Tragedy
Mask of Agamemnon, Mycenae, 1550-1500 BC
When an aeroplane explodes in mid-air killing all the passengers or a train crashes and many people die, one reads in the papers and is told in TV news that a ‘terrible tragedy’ has taken place. When a young girl is kidnapped, one can see headlines like ‘Tragic mum pleads for the release of her child’. Used like that, the word ‘tragic’ means ‘very, very sad’. This is wrong, but cannot be helped: everyone does it.
Tragedy is in fact a form of serious drama, in which the main character chooses to disobey some very high power, such as social order, the law, or even God because he trusts his own feelings and ideas more than he trusts society, law or God (gods).

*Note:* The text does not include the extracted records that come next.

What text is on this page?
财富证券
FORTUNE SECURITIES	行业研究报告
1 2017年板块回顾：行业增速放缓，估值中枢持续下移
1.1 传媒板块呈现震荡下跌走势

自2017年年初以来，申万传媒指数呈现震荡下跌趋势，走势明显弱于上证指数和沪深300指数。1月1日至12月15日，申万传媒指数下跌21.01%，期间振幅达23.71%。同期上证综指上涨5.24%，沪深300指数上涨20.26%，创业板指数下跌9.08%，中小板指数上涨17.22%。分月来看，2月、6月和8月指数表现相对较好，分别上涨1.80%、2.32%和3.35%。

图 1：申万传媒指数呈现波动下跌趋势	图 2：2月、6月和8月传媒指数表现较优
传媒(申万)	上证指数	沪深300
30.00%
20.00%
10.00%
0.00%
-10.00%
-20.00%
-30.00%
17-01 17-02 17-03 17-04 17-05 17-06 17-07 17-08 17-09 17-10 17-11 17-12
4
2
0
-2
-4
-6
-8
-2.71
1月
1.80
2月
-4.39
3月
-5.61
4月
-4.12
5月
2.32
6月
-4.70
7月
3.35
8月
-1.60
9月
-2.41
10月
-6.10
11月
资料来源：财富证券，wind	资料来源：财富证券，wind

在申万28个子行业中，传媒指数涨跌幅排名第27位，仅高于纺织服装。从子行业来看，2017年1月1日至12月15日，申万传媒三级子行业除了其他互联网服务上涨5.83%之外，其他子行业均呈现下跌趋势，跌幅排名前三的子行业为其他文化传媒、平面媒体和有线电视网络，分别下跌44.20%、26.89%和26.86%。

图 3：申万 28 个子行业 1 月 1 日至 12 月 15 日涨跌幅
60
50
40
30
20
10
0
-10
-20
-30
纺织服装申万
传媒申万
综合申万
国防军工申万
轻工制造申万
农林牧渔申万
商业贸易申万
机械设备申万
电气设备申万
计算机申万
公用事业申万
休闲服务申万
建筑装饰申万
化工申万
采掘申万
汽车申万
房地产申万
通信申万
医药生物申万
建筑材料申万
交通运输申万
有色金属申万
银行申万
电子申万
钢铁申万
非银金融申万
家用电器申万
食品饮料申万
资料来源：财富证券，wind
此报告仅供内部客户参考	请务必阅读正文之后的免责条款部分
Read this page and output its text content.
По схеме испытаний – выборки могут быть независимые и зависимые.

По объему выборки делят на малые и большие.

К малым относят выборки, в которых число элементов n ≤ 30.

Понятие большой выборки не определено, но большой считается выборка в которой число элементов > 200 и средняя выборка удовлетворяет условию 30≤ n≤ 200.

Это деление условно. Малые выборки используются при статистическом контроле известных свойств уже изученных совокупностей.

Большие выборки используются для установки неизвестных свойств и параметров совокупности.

His motives may be good, but he (or she!) nearly always dies or, at best experiences a catastrophic reversal of fortune as a result of his action. Aristotle says that the tragic hero should have a flaw or make a terrible mistake (hamartia). In spite of, or because of his reversal of fortune, the tragic hero may experience a revelation about his own true nature, the true nature of others or the true nature of things in general. Aristotle terms this revelation anagnorisis, meaning ‘recognition’, ‘knowing throughout’ or ‘discovery’. It is a change from ignorance to awareness, the rending of the veil.
Tragedy developed in ancient Greece, allegedly from dithyrambs – chants and dances in praise of god Bacchus, also known to us as the Roman god Dionysus. Bacchus/Dionysus was, among other things, the bringer of abandon, of an immediacy of experience which dissolved the rigid structures we all rely on for safety and guidance. His followers would sometimes cross all the boundaries of social and even moral acceptability and tear each other to pieces. On such occasions people would dress as Satyrs, half-goats, half-men who followed Bacchus everywhere. The Greek words tragos – goat – and aidein – to sing – were combined in the word tragoidia – goat-song – from which we finally got the word ‘tragedy’.
In today’s Western cultural climate, moral problems in narratives (and in real life) are increasingly replaced by ‘issues’, and revelations about the true nature of things – to be avoided at all cost – are replaced by explanations and ‘facts’. Unsurprisingly, tragedy as an art form has become unpopular and is teetering on the brink of extinction, saved only by a few notable examples like Star Wars and The Godfather Trilogy.